Low Lily – 10,000 Days Like This
Mad River – 27 July 2018
Low Lily are a Vermont-based trio comprising soprano Liz Simmons, her tenor husband Flynn Cohen and alto Lissa Schneckenburger. On the album, there are also contributions from Crooked Still’s Corey DiMario and Greg Liszt on double bass and bluegrass banjo, respectively, Stefan Amidon of the Sweetback Sisters on drums, cellist Duncan Wickel and Dirk Powell on clawhammer banjo. 10,000 Days Like This is their full-length debut, a cocktail of originals, traditional numbers and covers.
It opens with a former Folk Radio UK track of the day, their interpretation of the English trad folk tune Sovay given a bluesy groove arrangement by Simmons who also sings lead. Moving on to another Crooked Still connection with The Grumblinoby One penned by their erstwhile cellist Rushad Eggleston, another traditional flavoured song with Cohen taking lead and his mandolin jockeying with Schneckenburger’s fiddle.
Another cover comes with Schneckenburger stepping up to the microphone for a pizzicato fiddle-driven take on Gillian Welch’s Rock of Ages with some particularly fine bass work from DiMario, while, still steeped in folk hues, a co-write between Aram Sinnreich and Flynn Cohen, Full Grown Love is a breezier, slightly poppier offering.
In contrast, written by Sarah Yanni, Dark Skies Again is a simple American folk-styled ballad on which Simmons sings and shares lead and harmony with Schneckenburger as well as playing piano and guitar, deftly complemented by cello.
The first of the self-penned material is Cohen’s The Good Part, one of two instrumentals, a perky full band arrangement for guitar, bass, mandolin and, particularly, showcasing fiddle and banjo, the other being Schneckenburger ’s solo spotlight fiddle tune lament Single Girl. She also contributes two songs, Flynn on mandolin for the summery jauntiness of Good, Bad, Better and, to my mind the album stand-out, the a capella Hope Lingers On, a spiritual styled number born of today’s global unrest, Simmons singing lead with the other vocalists joined by Amidon on interleaving harmonies and percussionist Charlie Van Kirk providing the handclaps and stomps.
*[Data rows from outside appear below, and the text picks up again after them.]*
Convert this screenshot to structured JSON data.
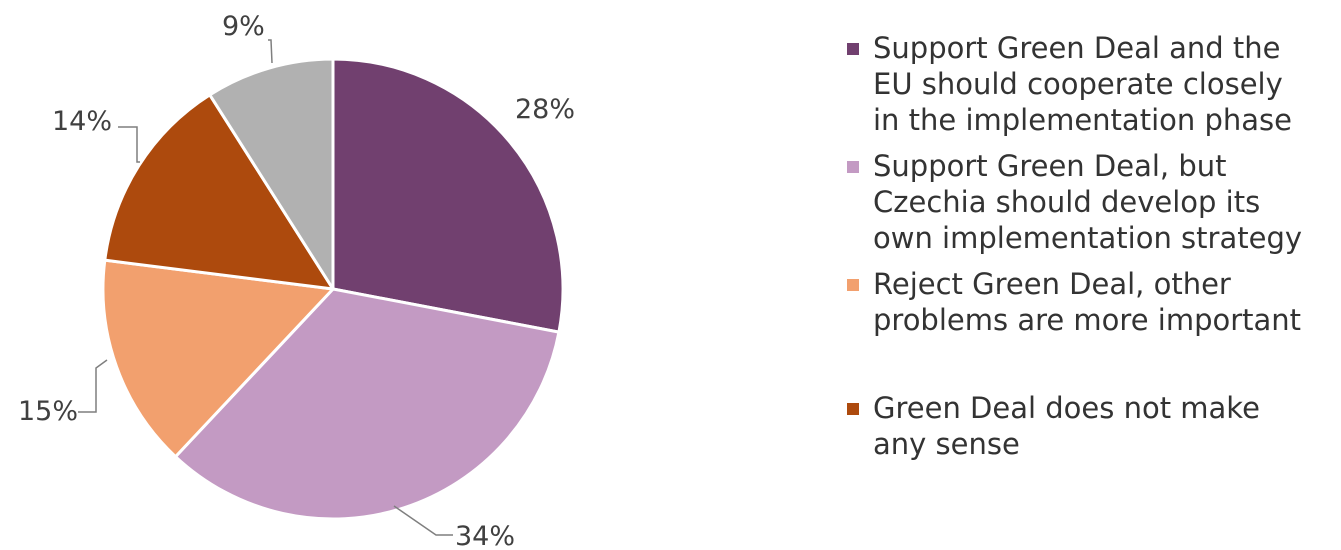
{
  "chart_data": {
    "type": "pie",
    "slices": [
      {
        "label": "Support Green Deal and the\nEU should cooperate closely\nin the implementation phase",
        "value": 28,
        "value_label": "28%",
        "color": "#71406f"
      },
      {
        "label": "Support Green Deal, but\nCzechia should develop its\nown implementation strategy",
        "value": 34,
        "value_label": "34%",
        "color": "#c39ac3"
      },
      {
        "label": "Reject Green Deal, other\nproblems are more important",
        "value": 15,
        "value_label": "15%",
        "color": "#f2a06e"
      },
      {
        "label": "Green Deal does not make\nany sense",
        "value": 14,
        "value_label": "14%",
        "color": "#ad4a0d"
      },
      {
        "label": "",
        "value": 9,
        "value_label": "9%",
        "color": "#b1b1b1"
      }
    ],
    "legend_position": "right"
  }
}
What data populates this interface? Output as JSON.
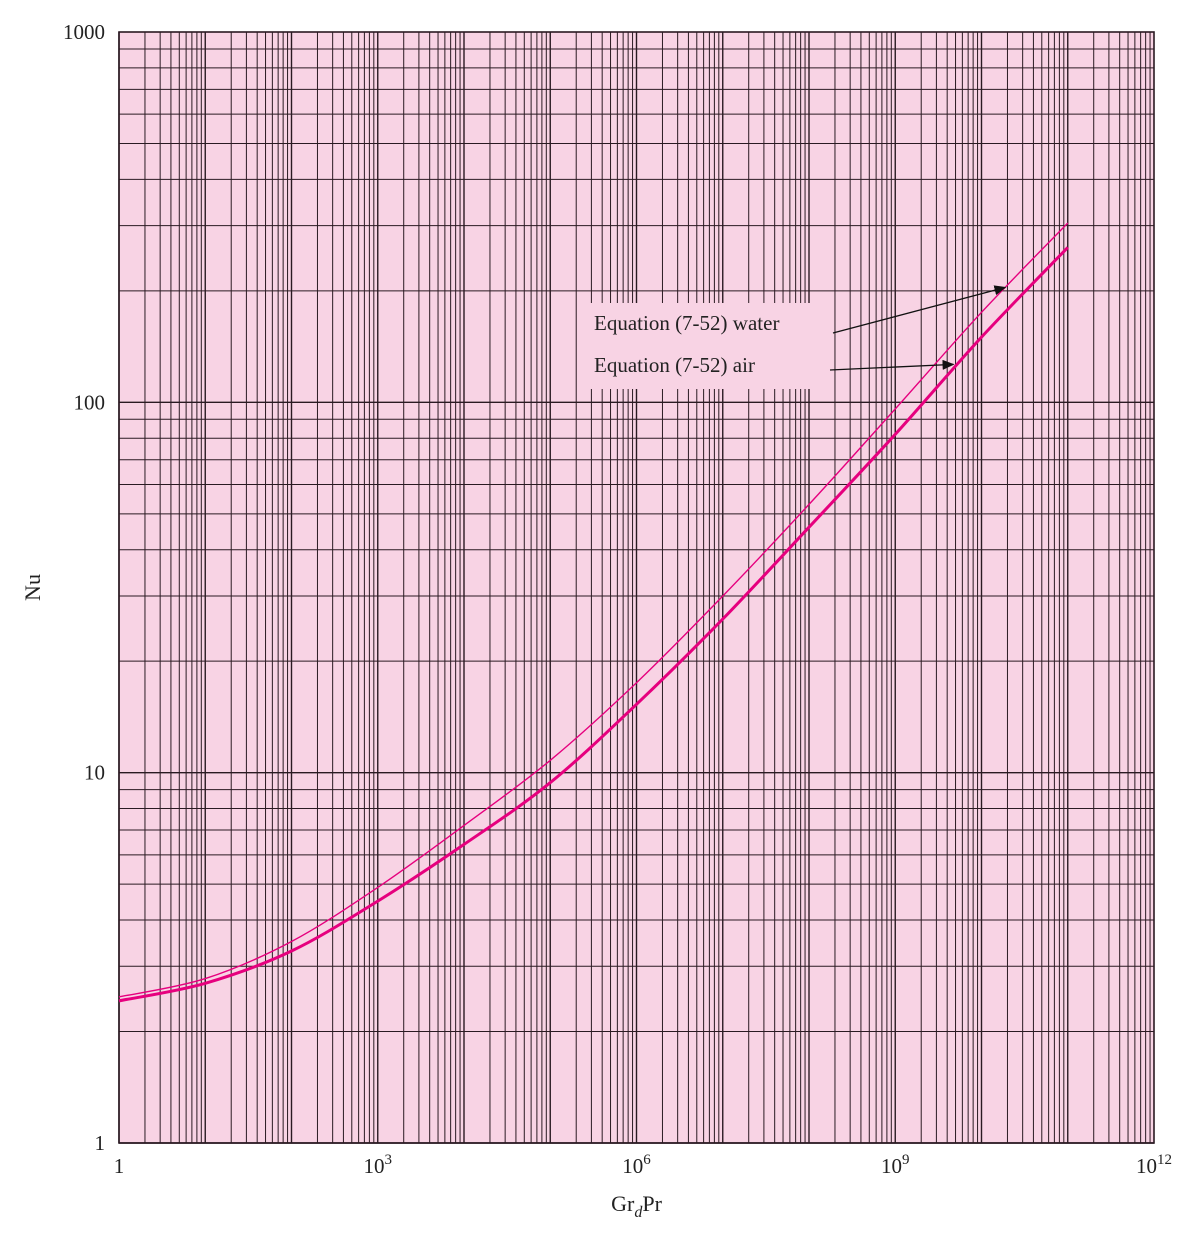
{
  "chart_data": {
    "type": "line",
    "title": "",
    "xlabel": {
      "base": "Gr",
      "sub": "d",
      "rest": "Pr"
    },
    "ylabel": "Nu",
    "xscale": "log",
    "yscale": "log",
    "xlim": [
      1,
      1000000000000
    ],
    "ylim": [
      1,
      1000
    ],
    "grid": true,
    "background_color": "#f8d3e4",
    "grid_color": "#2a1a22",
    "x_ticks": [
      {
        "value": 1,
        "label": "1"
      },
      {
        "value": 1000,
        "label": "10",
        "sup": "3"
      },
      {
        "value": 1000000,
        "label": "10",
        "sup": "6"
      },
      {
        "value": 1000000000,
        "label": "10",
        "sup": "9"
      },
      {
        "value": 1000000000000,
        "label": "10",
        "sup": "12"
      }
    ],
    "y_ticks": [
      {
        "value": 1,
        "label": "1"
      },
      {
        "value": 10,
        "label": "10"
      },
      {
        "value": 100,
        "label": "100"
      },
      {
        "value": 1000,
        "label": "1000"
      }
    ],
    "series": [
      {
        "name": "Equation (7-52) water",
        "color": "#e6007e",
        "width": "thin",
        "x": [
          1,
          10,
          100,
          1000,
          10000,
          100000,
          1000000,
          10000000,
          100000000,
          1000000000,
          10000000000,
          100000000000
        ],
        "y": [
          2.48,
          2.78,
          3.5,
          4.9,
          7.2,
          10.8,
          17.5,
          30,
          53,
          96,
          175,
          305
        ]
      },
      {
        "name": "Equation (7-52) air",
        "color": "#e6007e",
        "width": "thick",
        "x": [
          1,
          10,
          100,
          1000,
          10000,
          100000,
          1000000,
          10000000,
          100000000,
          1000000000,
          10000000000,
          100000000000
        ],
        "y": [
          2.42,
          2.7,
          3.3,
          4.5,
          6.4,
          9.4,
          15.3,
          26,
          46,
          82,
          150,
          262
        ]
      }
    ],
    "annotations": [
      {
        "text": "Equation (7-52) water",
        "series": 0,
        "arrow_to_x": 20000000000
      },
      {
        "text": "Equation (7-52) air",
        "series": 1,
        "arrow_to_x": 5000000000
      }
    ]
  }
}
Cohen on lead, the remaining cover is an ambitious and highly effective reading of Dire Straits’ classic Brothers In Arms, the arrangement stripped down and given a stronger sense of the Celtic mist colours that characterised Mark Knopfler’s later, solo work.
It closes with another trio original, Simmons’ title track, a fiddle and banjo-accompanied co-write with Yanni, that she describes as a non-denominational gospel song drawing on the shape note tradition for a contemporary spiritual about being free of suffering. On the downside, it simply fades away where a more definite ending might have worked better, but that’s a minor niggle in what is a debut of which they can feel justifiably proud.